We thank the reviewer for this suggestion. We have revised the manuscript as suggested. Please see the response to Essential revision 3 described above.

2) Some findings from EM connectomics could be discussed further. For example, A31c receives synaptic inputs from descending neurons (E.g. S10). This could suggest that A31c could modulate the speed of locomotion depending on these inputs, which could inhibit A31c to promote faster crawling or promote its activity for slower crawling. Likewise, what would be the putative role of the ascending neurons? How do A31c from different segments synchronize their activity: do they synapse onto A31c of adjacent segments? It could be beneficial to discuss and speculate on some of the information gained from connectivity analysis further.

We thank the reviewer for raising this point. We revised the manuscript as suggested. Please see the response to Essential revision 4 described above.

3) The authors should clarify the expression patterns of the lines that they used in each of the activation/silencing experiments. They show images on VNC in these lines. Do these lines label selectively the relevant neurons or where there any off-targets in the SEZ/brain, as those could have an effect on the phenotypes? Since they use UAS-VNC Chrimson for A19c optogenetic activation in Figure 7 supplement, it suggests that this line has off-targets in the SEZ and/or brain. Given the EM connectomics and functional imaging data to complement the optogenetic manipulation data, any off-targets would not necessarily change the interpretation of the experiments or the conclusion but this caveat if it exists should be mentioned (e.g. optogenetic inactivation of A31c?).

We thank the reviewer for pointing out this issue. We revised the manuscript as suggested. Please see the response to Essential revision 5a described above.

4) Line 130-140 the authors suggest that when the stride duration is approximately 1 s the inter-wave duration is minimal and the wave phase reduces with stride duration and when it is above 1.2 s the wave duration is constant and the inter-wave duration increases with stride duration.

Given that these thresholds are approximate and they might depend on other factors, like the size of the larva, etc. could the authors formulate this differently? Maybe something along the lines of for example saying that the stride duration decreases as the inter-wave duration decrease while the wave duration remains constant and when the inter-wave duration becomes minimal, then the stride duration can further decrease depending on the duration of the wave that is no longer constant.

We thank the reviewer for this suggestion. We revised the manuscript as suggested. Please see the response to Essential revision 5b described above.

5) The authors found that A26f and A31c are GABA-ergic. Did they check for other neurotransmitters and they found both of these neurons are negative or did they only check for GABA?

We thank the reviewer for raising this point. We revised the manuscript as suggested. Please see the response to Essential revision 6 described above.

6) L310-312 authors say that there is a synchronous activity in neurons A26f from neuromeres a3-a5. However, the authors couldn't examine the activity in all segments as the line labels only A26f in these segments (a3-a5). The way it is written it is not clear that they only observe a3-a5 synchronous activity because they genetically restrict GCAMP to these cells. This should be explained more clearly in the text.

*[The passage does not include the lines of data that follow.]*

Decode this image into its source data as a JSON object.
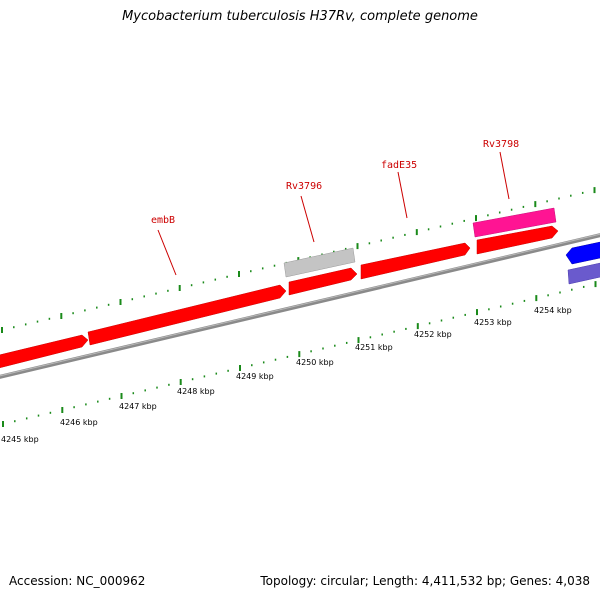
{
  "title": "Mycobacterium tuberculosis H37Rv, complete genome",
  "footer": {
    "accession": "Accession: NC_000962",
    "summary": "Topology: circular; Length: 4,411,532 bp; Genes: 4,038"
  },
  "colors": {
    "forward_gene": "#ff0000",
    "rv3798_gene": "#ff1493",
    "gray_feature": "#c0c0c0",
    "reverse_gene": "#0000ff",
    "reverse_gene_light": "#6a5acd",
    "backbone": "#808080",
    "ticks": "#1a8a1a",
    "label": "#cc0000"
  },
  "gene_labels": [
    {
      "id": "embB",
      "text": "embB"
    },
    {
      "id": "rv3796",
      "text": "Rv3796"
    },
    {
      "id": "fade35",
      "text": "fadE35"
    },
    {
      "id": "rv3798",
      "text": "Rv3798"
    }
  ],
  "scale_labels": [
    "4245 kbp",
    "4246 kbp",
    "4247 kbp",
    "4248 kbp",
    "4249 kbp",
    "4250 kbp",
    "4251 kbp",
    "4252 kbp",
    "4253 kbp",
    "4254 kbp"
  ]
}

We thank the reviewer for pointing out this issue. We revised the manuscript as suggested. Please see the response to Essential revision 5c described above.

7) I would suggest abstracting this connectivity motif to GABA-ergic neuron inhibit a GABA-ergic pre-motor neuron instead of A31c inhibit A26f and add that the pre-pre-motor GAB-ergic neuron receives descending input.

We thank the reviewer for this suggestion. We revised the manuscript as suggested. Please see the response to Essential revision note described above.